Horror Authors Share the Most Terrifying Narratives They've Ever Read

A Renowned Horror Author

The Summer People by Shirley Jackson

I encountered this tale long ago and it has haunted me ever since. The so-called “summer people” are a couple from the city, who occupy an identical off-grid lakeside house every summer. This time, instead of heading back to urban life, they decide to lengthen their vacation a few more weeks – something that seems to alarm each resident in the surrounding community. Everyone conveys an identical cryptic advice that no one has remained in the area after Labor Day. Nonetheless, the Allisons are resolved to stay, and that is the moment situations commence to grow more bizarre. The individual who delivers oil declines to provide to the couple. No one agrees to bring groceries to their home, and as they attempt to go to the village, the automobile fails to start. A storm gathers, the energy within the device fade, and when night comes, “the two old people huddled together inside their cabin and anticipated”. What are the Allisons anticipating? What do the residents understand? Every time I revisit Jackson’s unnerving and influential narrative, I remember that the best horror stems from the unspoken.

Mariana Enríquez

An Eerie Story by a noted author

In this short story a pair journey to a typical coastal village where church bells toll the whole time, a constant chiming that is irritating and unexplainable. The opening truly frightening episode takes place after dark, at the time they choose to go for a stroll and they are unable to locate the sea. Sand is present, there’s the smell of decaying seafood and salt, waves crash, but the sea appears spectral, or something else and more dreadful. It’s just deeply malevolent and each occasion I travel to a beach after dark I recall this story that destroyed the ocean after dark in my view – in a good way.

The newlyweds – the wife is youthful, the man is mature – return to the hotel and learn why the bells ring, through an extended episode of claustrophobia, macabre revelry and mortality and youth intersects with dance of death chaos. It is a disturbing meditation on desire and deterioration, a pair of individuals aging together as partners, the bond and brutality and tenderness within wedlock.

Not merely the most terrifying, but probably a top example of concise narratives available, and an individual preference. I read it en español, in the initial publication of this author’s works to be published locally a decade ago.

A Prominent Novelist

Zombie from Joyce Carol Oates

I read Zombie near the water in the French countryside recently. Even with the bright weather I sensed a chill over me. I also experienced the excitement of fascination. I was composing a new project, and I faced an obstacle. I didn’t know whether there existed an effective approach to craft certain terrifying elements the story includes. Reading Zombie, I saw that it could be done.

Published in 1995, the book is a bleak exploration into the thoughts of a young serial killer, the main character, modeled after an infamous individual, the criminal who killed and dismembered 17 young men and boys in Milwaukee between 1978 and 1991. Infamously, the killer was fixated with making a zombie sex slave who would stay with him and attempted numerous horrific efforts to achieve this.

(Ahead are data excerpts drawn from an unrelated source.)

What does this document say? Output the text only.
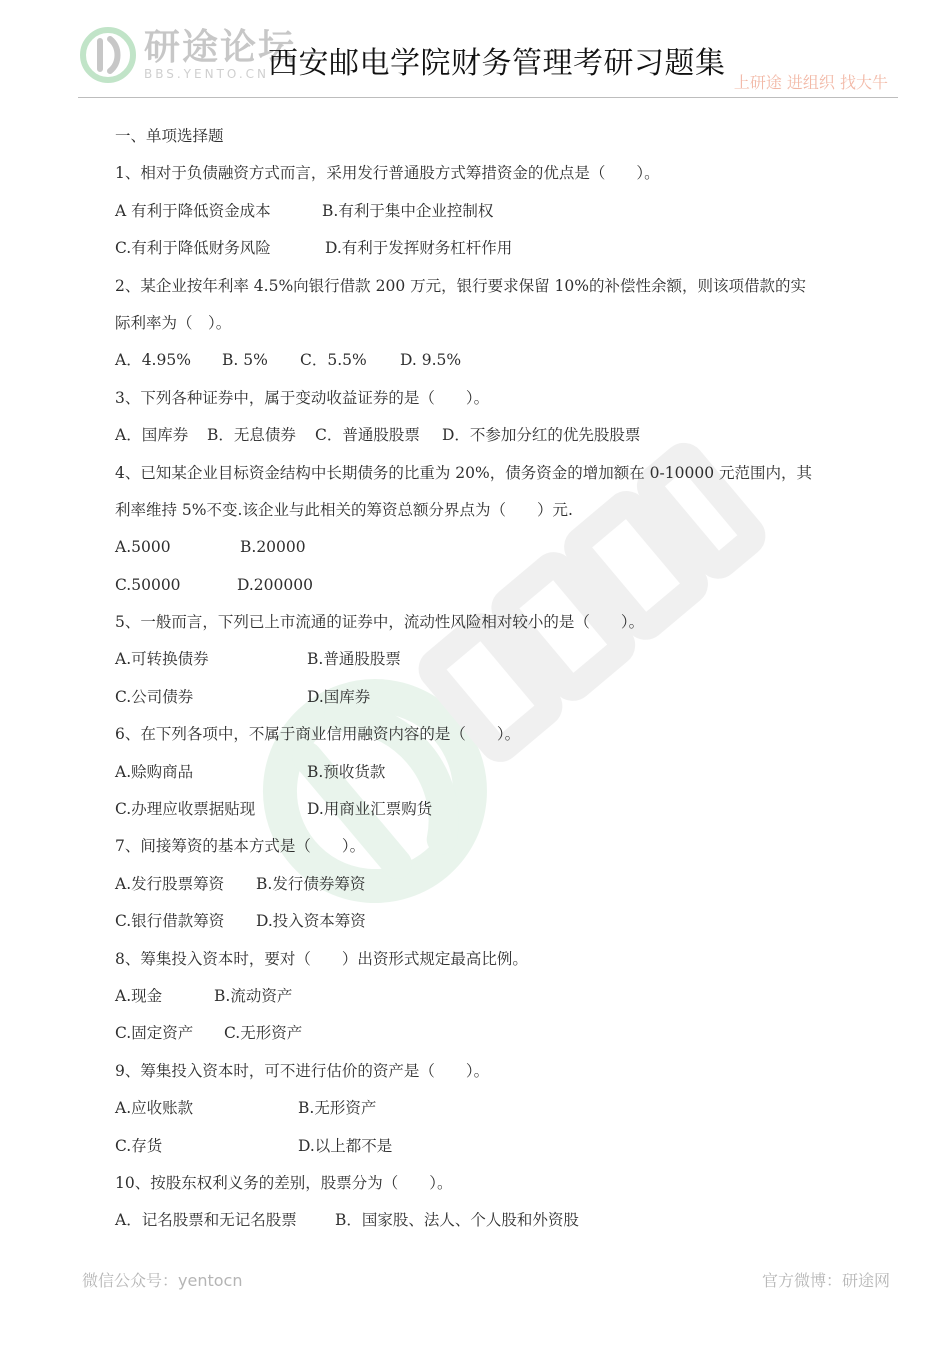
研途论坛
BBS.YENTO.CN
西安邮电学院财务管理考研习题集
上研途 进组织 找大牛
一、单项选择题
1、相对于负债融资方式而言，采用发行普通股方式筹措资金的优点是（　　）。
A 有利于降低资金成本	B.有利于集中企业控制权
C.有利于降低财务风险	D.有利于发挥财务杠杆作用
2、某企业按年利率 4.5%向银行借款 200 万元，银行要求保留 10%的补偿性余额，则该项借款的实
际利率为（　）。
A．4.95% B. 5% C．5.5% D. 9.5%
3、下列各种证券中，属于变动收益证券的是（　　）。
A．国库券 B．无息债券 C．普通股股票 D．不参加分红的优先股股票
4、已知某企业目标资金结构中长期债务的比重为 20%，债务资金的增加额在 0-10000 元范围内，其
利率维持 5%不变.该企业与此相关的筹资总额分界点为（　　）元.
A.5000	B.20000
C.50000	D.200000
5、一般而言，下列已上市流通的证券中，流动性风险相对较小的是（　　）。
A.可转换债券	B.普通股股票
C.公司债券	D.国库券
6、在下列各项中，不属于商业信用融资内容的是（　　）。
A.赊购商品	B.预收货款
C.办理应收票据贴现	D.用商业汇票购货
7、间接筹资的基本方式是（　　）。
A.发行股票筹资 B.发行债券筹资
C.银行借款筹资 D.投入资本筹资
8、筹集投入资本时，要对（　　）出资形式规定最高比例。
A.现金	B.流动资产
C.固定资产 C.无形资产
9、筹集投入资本时，可不进行估价的资产是（　　）。
A.应收账款	B.无形资产
C.存货	D.以上都不是
10、按股东权利义务的差别，股票分为（　　）。
A．记名股票和无记名股票 B．国家股、法人、个人股和外资股
微信公众号：yentocn	官方微博：研途网
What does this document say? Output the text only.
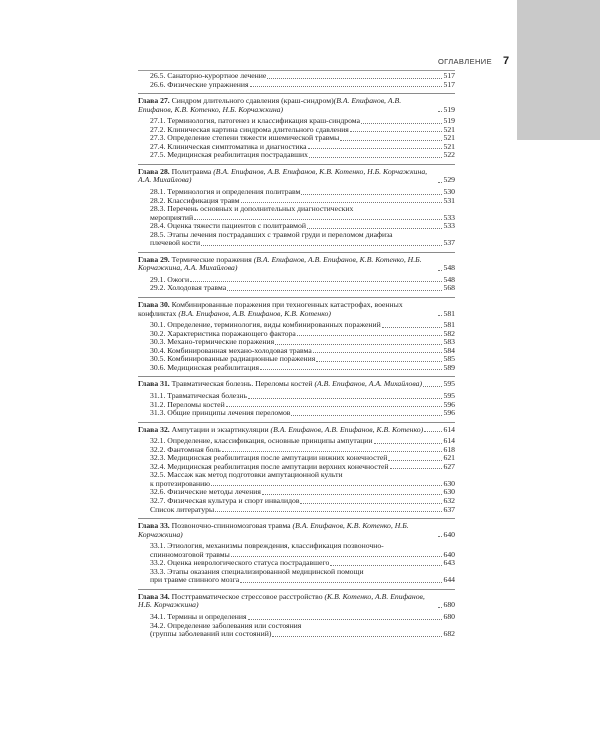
ОГЛАВЛЕНИЕ 7
26.5. Санаторно-курортное лечение	517
26.6. Физические упражнения	517
Глава 27. Синдром длительного сдавления (краш-синдром)(В.А. Епифанов, А.В. Епифанов, К.В. Котенко, Н.Б. Корчажкина)	519
27.1. Терминология, патогенез и классификация краш-синдрома	519
27.2. Клиническая картина синдрома длительного сдавления	521
27.3. Определение степени тяжести ишемической травмы	521
27.4. Клиническая симптоматика и диагностика	521
27.5. Медицинская реабилитация пострадавших	522
Глава 28. Политравма (В.А. Епифанов, А.В. Епифанов, К.В. Котенко, Н.Б. Корчажкина, А.А. Михайлова)	529
28.1. Терминология и определения политравм	530
28.2. Классификация травм	531
28.3. Перечень основных и дополнительных диагностических
мероприятий	533
28.4. Оценка тяжести пациентов с политравмой	533
28.5. Этапы лечения пострадавших с травмой груди и переломом диафиза
плечевой кости	537
Глава 29. Термические поражения (В.А. Епифанов, А.В. Епифанов, К.В. Котенко, Н.Б. Корчажкина, А.А. Михайлова)	548
29.1. Ожоги	548
29.2. Холодовая травма	568
Глава 30. Комбинированные поражения при техногенных катастрофах, военных конфликтах (В.А. Епифанов, А.В. Епифанов, К.В. Котенко)	581
30.1. Определение, терминология, виды комбинированных поражений	581
30.2. Характеристика поражающего фактора	582
30.3. Механо-термические поражения	583
30.4. Комбинированная механо-холодовая травма	584
30.5. Комбинированные радиационные поражения	585
30.6. Медицинская реабилитация	589
Глава 31. Травматическая болезнь. Переломы костей (А.В. Епифанов, А.А. Михайлова)	595
31.1. Травматическая болезнь	595
31.2. Переломы костей	596
31.3. Общие принципы лечения переломов	596
Глава 32. Ампутации и экзартикуляции (В.А. Епифанов, А.В. Епифанов, К.В. Котенко)	614
32.1. Определение, классификация, основные принципы ампутации	614
32.2. Фантомная боль	618
32.3. Медицинская реабилитация после ампутации нижних конечностей	621
32.4. Медицинская реабилитация после ампутации верхних конечностей	627
32.5. Массаж как метод подготовки ампутационной культи
к протезированию	630
32.6. Физические методы лечения	630
32.7. Физическая культура и спорт инвалидов	632
Список литературы	637
Глава 33. Позвоночно-спинномозговая травма (В.А. Епифанов, К.В. Котенко, Н.Б. Корчажкина)	640
33.1. Этиология, механизмы повреждения, классификация позвоночно-
спинномозговой травмы	640
33.2. Оценка неврологического статуса пострадавшего	643
33.3. Этапы оказания специализированной медицинской помощи
при травме спинного мозга	644
Глава 34. Посттравматическое стрессовое расстройство (К.В. Котенко, А.В. Епифанов, Н.Б. Корчажкина)	680
34.1. Термины и определения	680
34.2. Определение заболевания или состояния
(группы заболеваний или состояний)	682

The acts the story tells are terrible, but just as scary is the emotional authenticity. The protagonist’s dreadful, broken reality is plainly told with concise language, details omitted. You is plunged caught in his thoughts, obliged to observe ideas and deeds that appal. The foreignness of his psyche feels like a bodily jolt – or being stranded on a desolate planet. Starting this book feels different from reading than a full body experience. You are absorbed completely.

Daisy Johnson

White Is for Witching from a gifted writer

During my youth, I walked in my sleep and subsequently commenced suffering from bad dreams. At one point, the terror featured a dream in which I was trapped in a box and, when I woke up, I realized that I had torn off a part from the window, seeking to leave. That home was decaying; during heavy rain the ground floor corridor flooded, insect eggs dropped from above on to my parents’ bed, and at one time a sizeable vermin ascended the window coverings in that space.

When a friend gave me the story, I was no longer living in my childhood residence, but the story about the home located on the coastline seemed recognizable to myself, longing at that time. It is a novel featuring a possessed clamorous, sentimental building and a girl who consumes calcium from the cliffs. I cherished the story immensely and went back again and again to the story, always finding {something

Kyle Dougherty
Kyle Dougherty

Elara is a passionate writer and designer who shares insights on creativity and storytelling, drawing from years of experience in digital content.